Eccentrically, in all these inordinate length of time, one could not fathom how this negative state of affairs has seemingly become so oblivious to perhaps the sector ministry and the innumerable stakeholder entities whose operationalization is fundamentally akin to this sector.

Nonetheless, much as the government is obligated to guarantee efficient running of public goods for improved accessibility by users, the conglomerations of industries and corporate entities located within industrial hubs could make interventions through pulling of resources en bloc to absolutely reshape these roads; although the fact still remains that the buck stops with the government. The government then could redeem these companies through, perhaps, import exemptions, tax waivers, concessionary rates, rescheduling of import duty payments, etc. to support them recoup their investments.

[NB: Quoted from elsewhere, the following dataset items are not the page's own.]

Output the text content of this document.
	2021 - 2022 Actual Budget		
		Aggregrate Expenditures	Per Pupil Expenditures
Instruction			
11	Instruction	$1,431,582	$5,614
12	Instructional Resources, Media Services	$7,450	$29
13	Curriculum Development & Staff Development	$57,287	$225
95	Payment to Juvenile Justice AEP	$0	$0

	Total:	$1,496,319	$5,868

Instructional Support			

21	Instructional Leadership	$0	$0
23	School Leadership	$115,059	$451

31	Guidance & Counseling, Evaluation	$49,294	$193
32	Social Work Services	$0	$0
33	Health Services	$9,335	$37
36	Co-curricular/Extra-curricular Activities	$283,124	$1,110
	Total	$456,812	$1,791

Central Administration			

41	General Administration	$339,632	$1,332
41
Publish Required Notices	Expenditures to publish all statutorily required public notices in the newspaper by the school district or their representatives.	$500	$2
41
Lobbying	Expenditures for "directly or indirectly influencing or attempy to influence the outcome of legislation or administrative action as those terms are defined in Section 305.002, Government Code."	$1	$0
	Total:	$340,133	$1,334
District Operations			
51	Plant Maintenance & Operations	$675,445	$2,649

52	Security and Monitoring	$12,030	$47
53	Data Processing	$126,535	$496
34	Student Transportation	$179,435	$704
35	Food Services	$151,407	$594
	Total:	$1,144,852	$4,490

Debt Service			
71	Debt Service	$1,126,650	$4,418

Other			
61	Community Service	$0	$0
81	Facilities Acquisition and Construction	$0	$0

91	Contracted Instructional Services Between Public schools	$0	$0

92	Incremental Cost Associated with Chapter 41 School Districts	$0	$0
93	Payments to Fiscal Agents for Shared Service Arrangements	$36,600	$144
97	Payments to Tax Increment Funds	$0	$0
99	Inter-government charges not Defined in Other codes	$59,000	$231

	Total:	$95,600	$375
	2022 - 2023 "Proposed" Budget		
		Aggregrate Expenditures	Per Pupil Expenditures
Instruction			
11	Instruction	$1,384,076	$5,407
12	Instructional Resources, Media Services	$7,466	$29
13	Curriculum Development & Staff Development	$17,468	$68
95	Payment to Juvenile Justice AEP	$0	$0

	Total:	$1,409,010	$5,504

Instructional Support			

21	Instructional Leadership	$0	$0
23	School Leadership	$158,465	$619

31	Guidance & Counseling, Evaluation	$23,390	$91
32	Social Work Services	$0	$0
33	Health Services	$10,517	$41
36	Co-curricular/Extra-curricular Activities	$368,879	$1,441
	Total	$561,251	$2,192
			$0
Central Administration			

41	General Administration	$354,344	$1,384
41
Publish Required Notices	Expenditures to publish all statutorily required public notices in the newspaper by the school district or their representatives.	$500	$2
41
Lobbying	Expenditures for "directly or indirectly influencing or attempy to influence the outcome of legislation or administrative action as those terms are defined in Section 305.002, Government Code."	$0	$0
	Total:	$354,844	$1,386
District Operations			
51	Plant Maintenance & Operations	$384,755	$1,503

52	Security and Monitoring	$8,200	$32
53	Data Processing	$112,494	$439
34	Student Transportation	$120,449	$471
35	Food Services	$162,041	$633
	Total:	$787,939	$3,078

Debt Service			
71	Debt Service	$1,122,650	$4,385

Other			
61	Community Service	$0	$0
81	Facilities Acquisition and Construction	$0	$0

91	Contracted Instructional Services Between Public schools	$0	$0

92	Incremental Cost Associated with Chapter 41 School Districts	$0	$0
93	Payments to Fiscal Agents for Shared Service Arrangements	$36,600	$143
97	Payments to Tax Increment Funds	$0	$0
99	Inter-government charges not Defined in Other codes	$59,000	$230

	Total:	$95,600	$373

Apparently, such pro-active healthy arrangements could result in a win-win situation for both government and these enterprises.


It is significant to note that the derelict and abysmal poor nature of these roads has a lot of socio- economic ramifications. The heavy vehicular movement that characterizes industrial zones is a conspicuous manifestation that in the event of accident, human fatalities as well as total destruction of stowage in transit could not be ruled out. Distribution and supply of manufactured products could undeniably be affected as most of the goods may extremely be compromised, predominantly if the items are overly fragile.

Obviously, sensitive components of merchandise loaded on trucks for deliveries could be broken or equally disengage. As a result, the problem of Reverse logistics then sets in, which in such circumstances becomes a disincentive to business development. Besides, the much applauded conceptualization of JIT which basically ensures prompt delivery of logistics to the consignee and ultimately the consumer, appropriate, would definitely be defeated.

Consequently, much as the government continues to work assiduously to attract FDI into the country, its efforts can be a mirage if the states of these road networks are not re-engineered to be brought to tolerable international standards. Obviously, FDI could elude the country because one of the salient parameters to attract high profile investment into our sovereignty is better road accessibility.


It is incontrovertible fact that, in Ghana, every socio-politico economic activity is fuelled by better road system. There is no doubt that Roads are paramount in expediting the flow of holistic supply chain. Roads are the requisite connection between manufacturing hubs, the competitive markets and ultimate consumers; for that matter, there is no doubt that the prudent transformation of any nation is highly dependent on elaborate road network.
Ultimately, in my conviction, the propensity for the country to continue to wallow in severe privation and deprivation in this 21st century could not be discounted if sufficient funds and optimal policy direction is not directed towards resourcing the ailing transport sector.